Imagine being able to bore a hole in the sea, anywhere at will, to rescue the crew of a sunken submarine or to hunt undersea treasure!
That is the feat designed to be accomplished by an amazing ‘whirlpool tube’ upon which a patent has just been granted to Edward A. Adler, of the General Electric Company. Consisting of a telescopic tube open at top and bottom, and a set of motor-driven paddles rotating at high speed, it operates upon the same principle that forms a hole in the water of your bathtub when the stopper is pulled.
When the tube is lowered into the sea through a well in a salvage barge and the motor is started, Adler maintains, the entire column of water will be set whirling.
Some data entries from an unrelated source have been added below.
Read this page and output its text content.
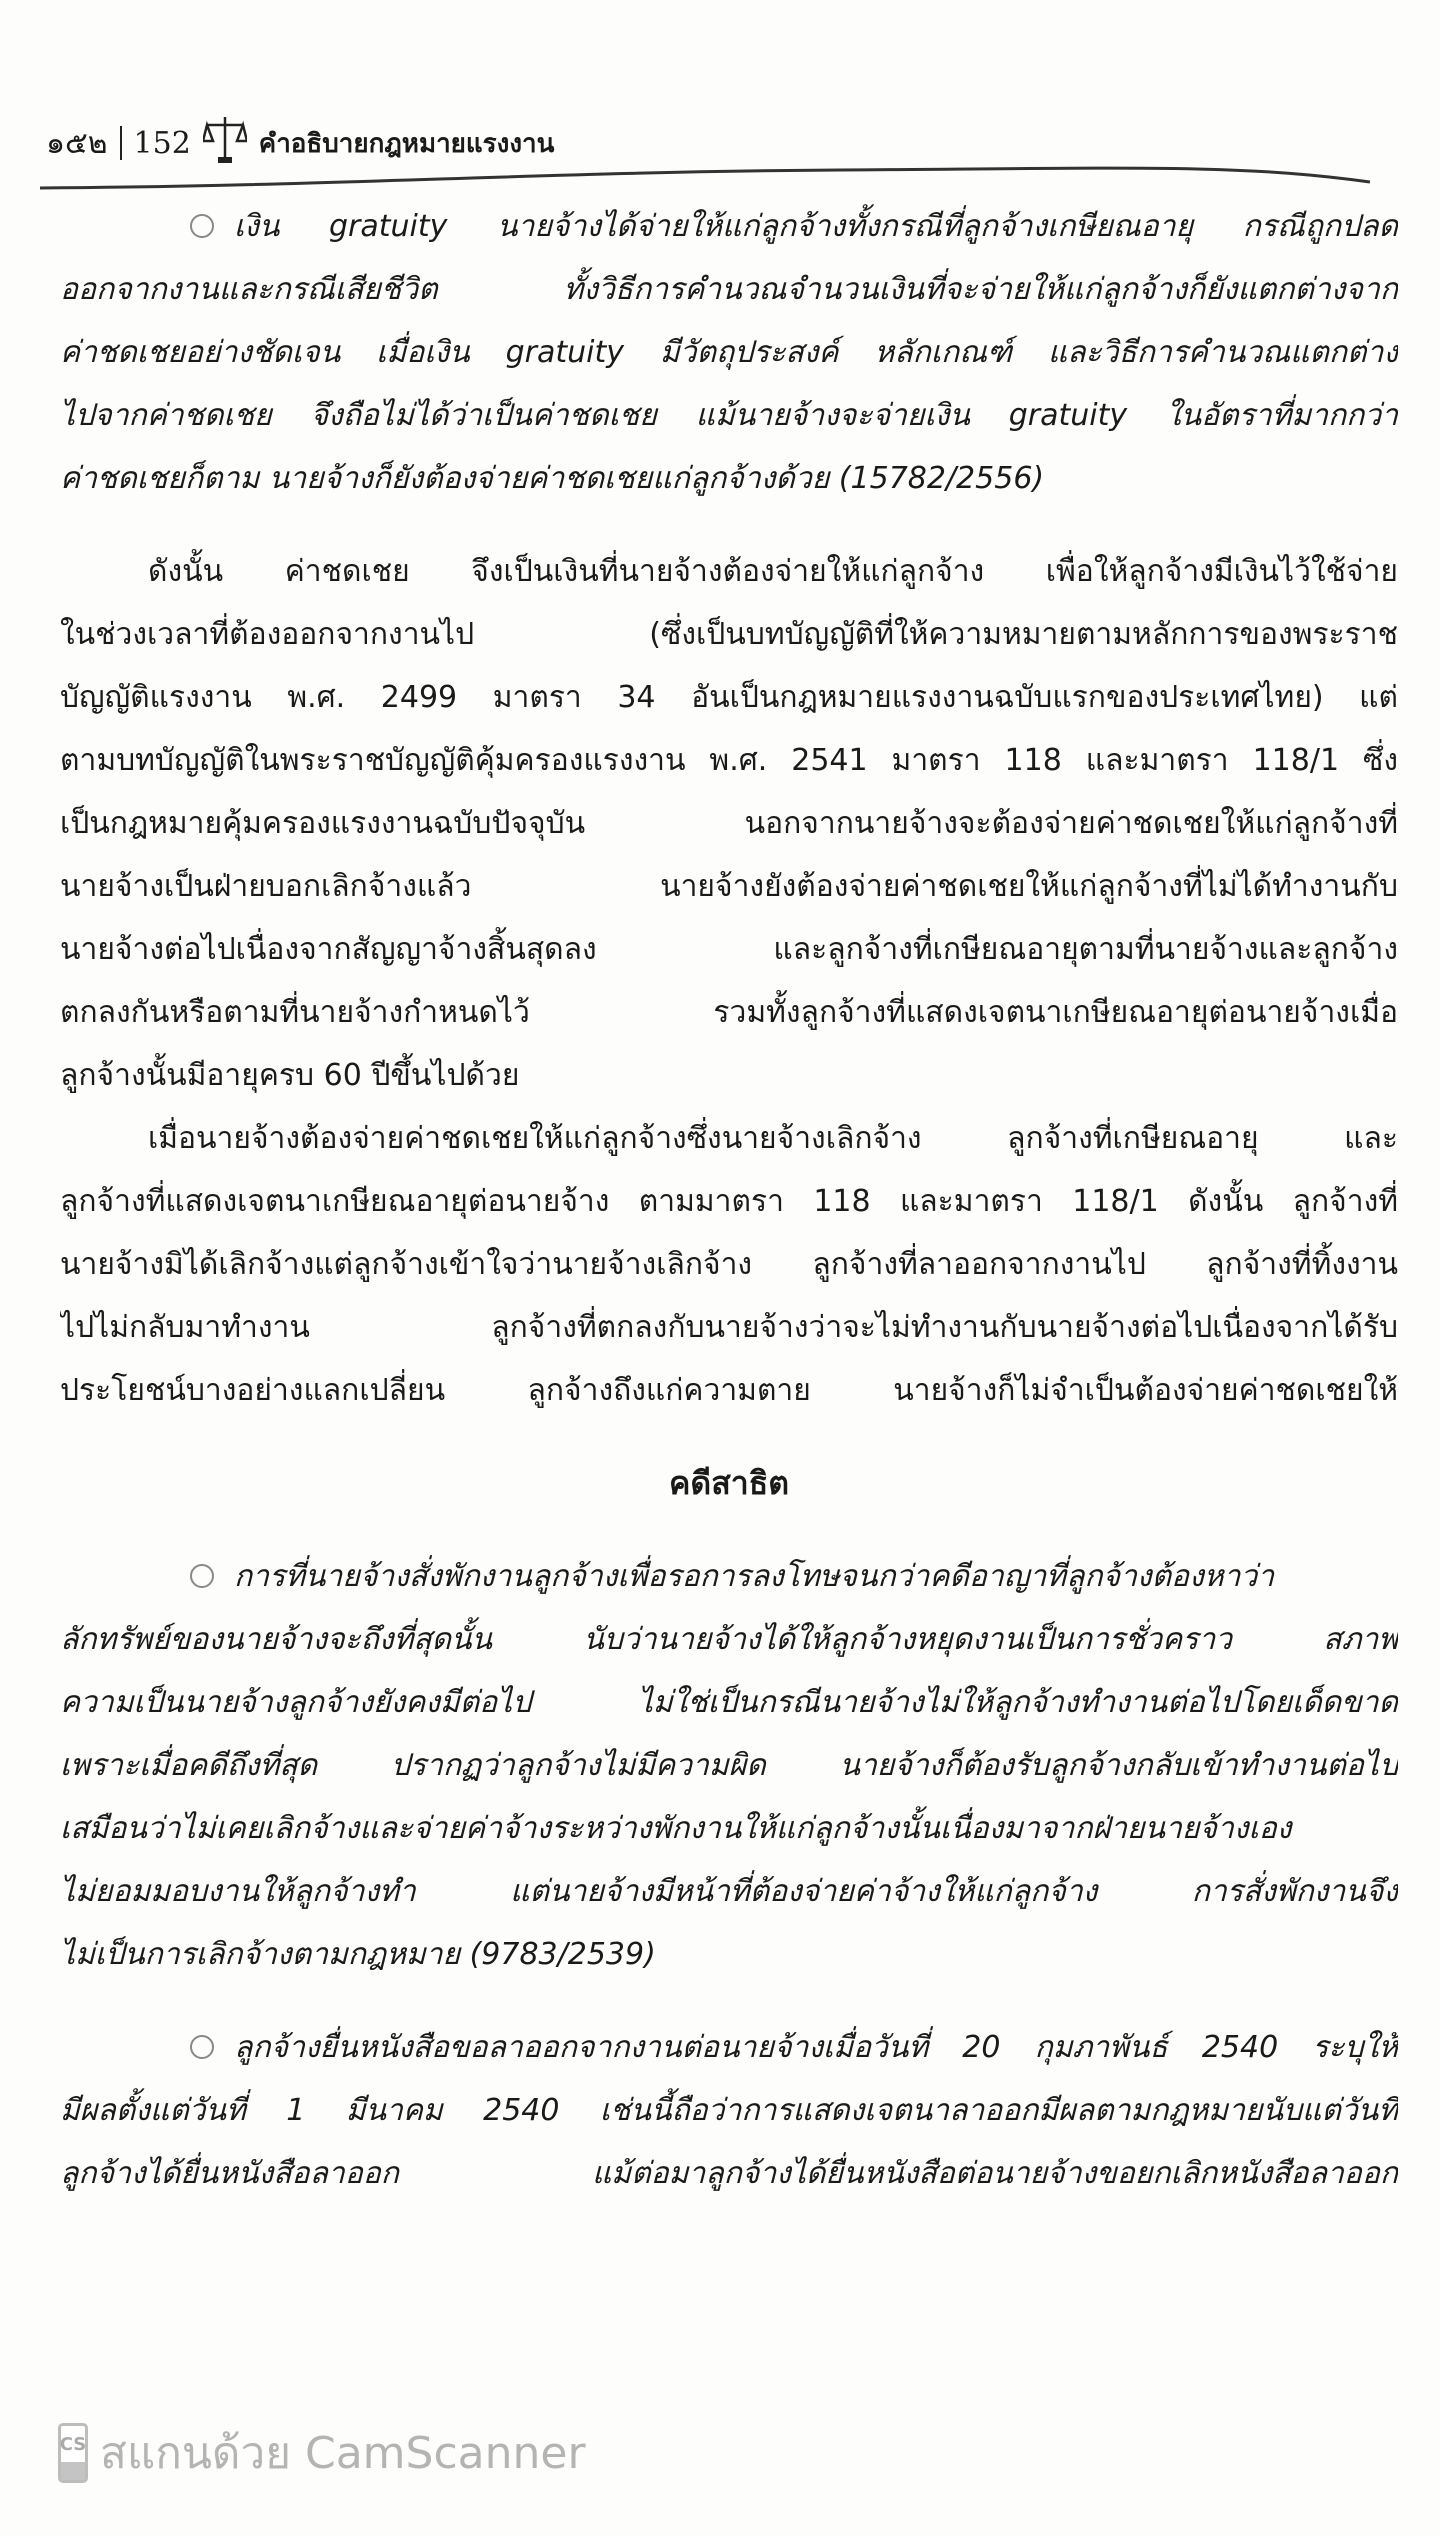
๑๕๒ 152	คำอธิบายกฎหมายแรงงาน
เงิน gratuity นายจ้างได้จ่ายให้แก่ลูกจ้างทั้งกรณีที่ลูกจ้างเกษียณอายุ กรณีถูกปลด
ออกจากงานและกรณีเสียชีวิต ทั้งวิธีการคำนวณจำนวนเงินที่จะจ่ายให้แก่ลูกจ้างก็ยังแตกต่างจาก
ค่าชดเชยอย่างชัดเจน เมื่อเงิน gratuity มีวัตถุประสงค์ หลักเกณฑ์ และวิธีการคำนวณแตกต่าง
ไปจากค่าชดเชย จึงถือไม่ได้ว่าเป็นค่าชดเชย แม้นายจ้างจะจ่ายเงิน gratuity ในอัตราที่มากกว่า
ค่าชดเชยก็ตาม นายจ้างก็ยังต้องจ่ายค่าชดเชยแก่ลูกจ้างด้วย (15782/2556)
ดังนั้น ค่าชดเชย จึงเป็นเงินที่นายจ้างต้องจ่ายให้แก่ลูกจ้าง เพื่อให้ลูกจ้างมีเงินไว้ใช้จ่าย
ในช่วงเวลาที่ต้องออกจากงานไป (ซึ่งเป็นบทบัญญัติที่ให้ความหมายตามหลักการของพระราช
บัญญัติแรงงาน พ.ศ. 2499 มาตรา 34 อันเป็นกฎหมายแรงงานฉบับแรกของประเทศไทย) แต่
ตามบทบัญญัติในพระราชบัญญัติคุ้มครองแรงงาน พ.ศ. 2541 มาตรา 118 และมาตรา 118/1 ซึ่ง
เป็นกฎหมายคุ้มครองแรงงานฉบับปัจจุบัน นอกจากนายจ้างจะต้องจ่ายค่าชดเชยให้แก่ลูกจ้างที่
นายจ้างเป็นฝ่ายบอกเลิกจ้างแล้ว นายจ้างยังต้องจ่ายค่าชดเชยให้แก่ลูกจ้างที่ไม่ได้ทำงานกับ
นายจ้างต่อไปเนื่องจากสัญญาจ้างสิ้นสุดลง และลูกจ้างที่เกษียณอายุตามที่นายจ้างและลูกจ้าง
ตกลงกันหรือตามที่นายจ้างกำหนดไว้ รวมทั้งลูกจ้างที่แสดงเจตนาเกษียณอายุต่อนายจ้างเมื่อ
ลูกจ้างนั้นมีอายุครบ 60 ปีขึ้นไปด้วย
เมื่อนายจ้างต้องจ่ายค่าชดเชยให้แก่ลูกจ้างซึ่งนายจ้างเลิกจ้าง ลูกจ้างที่เกษียณอายุ และ
ลูกจ้างที่แสดงเจตนาเกษียณอายุต่อนายจ้าง ตามมาตรา 118 และมาตรา 118/1 ดังนั้น ลูกจ้างที่
นายจ้างมิได้เลิกจ้างแต่ลูกจ้างเข้าใจว่านายจ้างเลิกจ้าง ลูกจ้างที่ลาออกจากงานไป ลูกจ้างที่ทิ้งงาน
ไปไม่กลับมาทำงาน ลูกจ้างที่ตกลงกับนายจ้างว่าจะไม่ทำงานกับนายจ้างต่อไปเนื่องจากได้รับ
ประโยชน์บางอย่างแลกเปลี่ยน ลูกจ้างถึงแก่ความตาย นายจ้างก็ไม่จำเป็นต้องจ่ายค่าชดเชยให้
คดีสาธิต
การที่นายจ้างสั่งพักงานลูกจ้างเพื่อรอการลงโทษจนกว่าคดีอาญาที่ลูกจ้างต้องหาว่า
ลักทรัพย์ของนายจ้างจะถึงที่สุดนั้น นับว่านายจ้างได้ให้ลูกจ้างหยุดงานเป็นการชั่วคราว สภาพ
ความเป็นนายจ้างลูกจ้างยังคงมีต่อไป ไม่ใช่เป็นกรณีนายจ้างไม่ให้ลูกจ้างทำงานต่อไปโดยเด็ดขาด
เพราะเมื่อคดีถึงที่สุด ปรากฏว่าลูกจ้างไม่มีความผิด นายจ้างก็ต้องรับลูกจ้างกลับเข้าทำงานต่อไป
เสมือนว่าไม่เคยเลิกจ้างและจ่ายค่าจ้างระหว่างพักงานให้แก่ลูกจ้างนั้นเนื่องมาจากฝ่ายนายจ้างเอง
ไม่ยอมมอบงานให้ลูกจ้างทำ แต่นายจ้างมีหน้าที่ต้องจ่ายค่าจ้างให้แก่ลูกจ้าง การสั่งพักงานจึง
ไม่เป็นการเลิกจ้างตามกฎหมาย (9783/2539)
ลูกจ้างยื่นหนังสือขอลาออกจากงานต่อนายจ้างเมื่อวันที่ 20 กุมภาพันธ์ 2540 ระบุให้
มีผลตั้งแต่วันที่ 1 มีนาคม 2540 เช่นนี้ถือว่าการแสดงเจตนาลาออกมีผลตามกฎหมายนับแต่วันที่
ลูกจ้างได้ยื่นหนังสือลาออก แม้ต่อมาลูกจ้างได้ยื่นหนังสือต่อนายจ้างขอยกเลิกหนังสือลาออก
CS สแกนด้วย CamScanner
Its own centrifugal force will draw the water to the sides of the tube, leaving a hole straight down the center. A salvager may descend a ladder through the hole, surrounded by churning water, without getting wet, and under normal atmospheric pressure. There will be no need of a diving suit.
I’m guessing that it didn’t work as planned, or we’d be using them.
This is a job for the MYTHBUSTERS !
Squink
April 28, 2007, 10:36pm
3
William Pye’s Charybdis sculpture shows how narrow the air path becomes at depth ( video here ) I think if the vortex got much longer you’d see massive instability in the position of the air column; with the air channel writhing up against the sides of the container. This would be unhealthy for Q.E.D., or whomever Mythbusters sends to the bottom of the sea.